To the new members of the UChicago community:
I’ve long felt that you can best learn about a person by focusing on which struggle plays out most prominently in his or her heart—which particular dualism is the most destabilizing. The same can be said for a community. Among many such conflicts here in Hyde Park, I’ve found that the problem of separating the University of Chicago, a corporate entity and global player, from UChicago, the home of Doc Films and your Sosc class, is central to the identity of this community. It is a question of how we wish to represent ourselves, both to each other and to the rest of the world, and subsequently how we choose to deliberate and make decisions together. It is a question well worth bearing in mind as you matriculate into this learned lakeside oasis.
It is natural to think that, as a young, intelligent person with nuanced opinions and clever ideas, you will now enjoy a newfound sense of empowerment when thrust into a more political environment. This would be, for the most part, a mistake. Your opinions will not be taken nearly as seriously as you may suppose and hope: Petitions and student government referenda will likely be ignored—or, at best, the power to resolve whatever issue you raise will devolve upon increasingly meaningless subcommittees until long after you have graduated and forgotten about your upstart views as an undergrad.
This is not to say that you are not taken into account when big decisions are made. But do not suppose that it is you, the person, who is taken into account. Rather it is the type of person you represent that decision-makers hold important: the socially mobile, pathologically hardworking consumer of higher education; the type of person who prefers social innovation and philanthropy to community service; the type of person who, more than a cherished informal coffee lounge, really needs more adviser meeting spaces. The surprise is often well distributed when the interests of the demographic “college student” do not align with the interests of the college students.

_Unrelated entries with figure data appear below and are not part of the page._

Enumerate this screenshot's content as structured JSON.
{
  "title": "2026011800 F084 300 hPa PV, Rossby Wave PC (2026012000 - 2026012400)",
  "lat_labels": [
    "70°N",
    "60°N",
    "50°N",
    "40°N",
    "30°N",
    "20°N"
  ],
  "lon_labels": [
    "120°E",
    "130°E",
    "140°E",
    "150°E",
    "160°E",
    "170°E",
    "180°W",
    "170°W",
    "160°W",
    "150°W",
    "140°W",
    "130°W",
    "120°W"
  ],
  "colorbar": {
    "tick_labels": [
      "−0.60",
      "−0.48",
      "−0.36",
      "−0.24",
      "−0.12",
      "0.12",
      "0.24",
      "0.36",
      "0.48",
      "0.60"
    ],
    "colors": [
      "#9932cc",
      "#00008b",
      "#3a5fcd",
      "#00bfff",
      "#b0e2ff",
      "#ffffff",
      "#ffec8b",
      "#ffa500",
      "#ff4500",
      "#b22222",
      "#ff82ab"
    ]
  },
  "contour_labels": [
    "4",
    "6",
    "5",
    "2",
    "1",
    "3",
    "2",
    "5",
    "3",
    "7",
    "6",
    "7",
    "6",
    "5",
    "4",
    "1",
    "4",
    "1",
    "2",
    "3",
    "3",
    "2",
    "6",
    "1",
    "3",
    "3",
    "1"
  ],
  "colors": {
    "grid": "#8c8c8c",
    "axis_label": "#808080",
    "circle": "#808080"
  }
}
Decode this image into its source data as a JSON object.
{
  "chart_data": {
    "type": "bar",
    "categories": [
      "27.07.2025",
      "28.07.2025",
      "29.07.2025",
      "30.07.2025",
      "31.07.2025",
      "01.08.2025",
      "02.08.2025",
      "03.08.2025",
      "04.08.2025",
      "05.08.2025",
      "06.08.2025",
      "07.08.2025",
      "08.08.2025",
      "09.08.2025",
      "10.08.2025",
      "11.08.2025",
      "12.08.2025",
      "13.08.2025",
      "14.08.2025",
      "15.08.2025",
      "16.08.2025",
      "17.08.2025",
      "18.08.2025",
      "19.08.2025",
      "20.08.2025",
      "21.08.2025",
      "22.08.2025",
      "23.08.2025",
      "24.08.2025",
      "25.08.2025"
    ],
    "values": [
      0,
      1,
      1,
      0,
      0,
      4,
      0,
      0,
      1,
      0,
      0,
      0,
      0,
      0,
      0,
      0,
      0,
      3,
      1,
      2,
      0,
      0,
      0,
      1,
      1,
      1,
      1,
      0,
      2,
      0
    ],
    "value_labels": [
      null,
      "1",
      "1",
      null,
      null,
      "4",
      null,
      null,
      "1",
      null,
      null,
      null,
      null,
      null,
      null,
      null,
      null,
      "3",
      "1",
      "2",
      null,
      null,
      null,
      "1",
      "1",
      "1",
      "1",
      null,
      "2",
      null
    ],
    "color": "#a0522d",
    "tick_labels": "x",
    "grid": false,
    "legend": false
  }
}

Most of the decisions will be made by a constantly reshuffling apparatus of mostly anonymous and well-meaning administrators with long, misleading titles, contact with whom will be mediated through a small number of invariably kind and tactful gatekeepers of information. Activist groups and journalists draw power maps that are irrelevant as soon as the Sharpie ink dries. Points of contact for various administrative bodies are only shortly outlived by those bodies themselves, which are soon subsumed under a new administrative category as part of the interminable uphill struggle of Administrative Innovation for Maximizing Leadership, Efficiency, and Smooth Streamlining. You may often feel like the victim of a bait and switch: Administrative Vice Presidencies for This and That are destroyed and created regularly; academic advisers come and go mid-year; carefully built relationships with RSO advisers are rendered nearly meaningless with every internal staff restructuring.
This is not merely a warning to those of you likely to suffer from abandonment issues. Rather it is a reminder that this is not only a unique community organized around aspirations of high-minded ideals and careful, honest argumentation; it is also a sprawling, transcontinental, multi-billion-dollar enterprise with thousands of employees and stakeholders. The problems arise when it becomes increasingly difficult to separate the two.
I admit (emphasize, even!) that nothing I have to say here is particularly original. Trends in higher education, including the disenfranchisement of faculty and students and the proliferation of the administrative apparatus, are analyzed well and often in publications like The Chronicle of Higher Education and almost every journal devoted to assessing the intellectual atmosphere in America. I simply want to color your orientation to the University of Chicago with a reminder that, as you arrive, it is just one of many communities experiencing these struggles. An honest assessment of what you can or should expect from the next four years ought not to leave that reminder out.
Colin Bradley is a fourth-year in the College majoring in philosophy.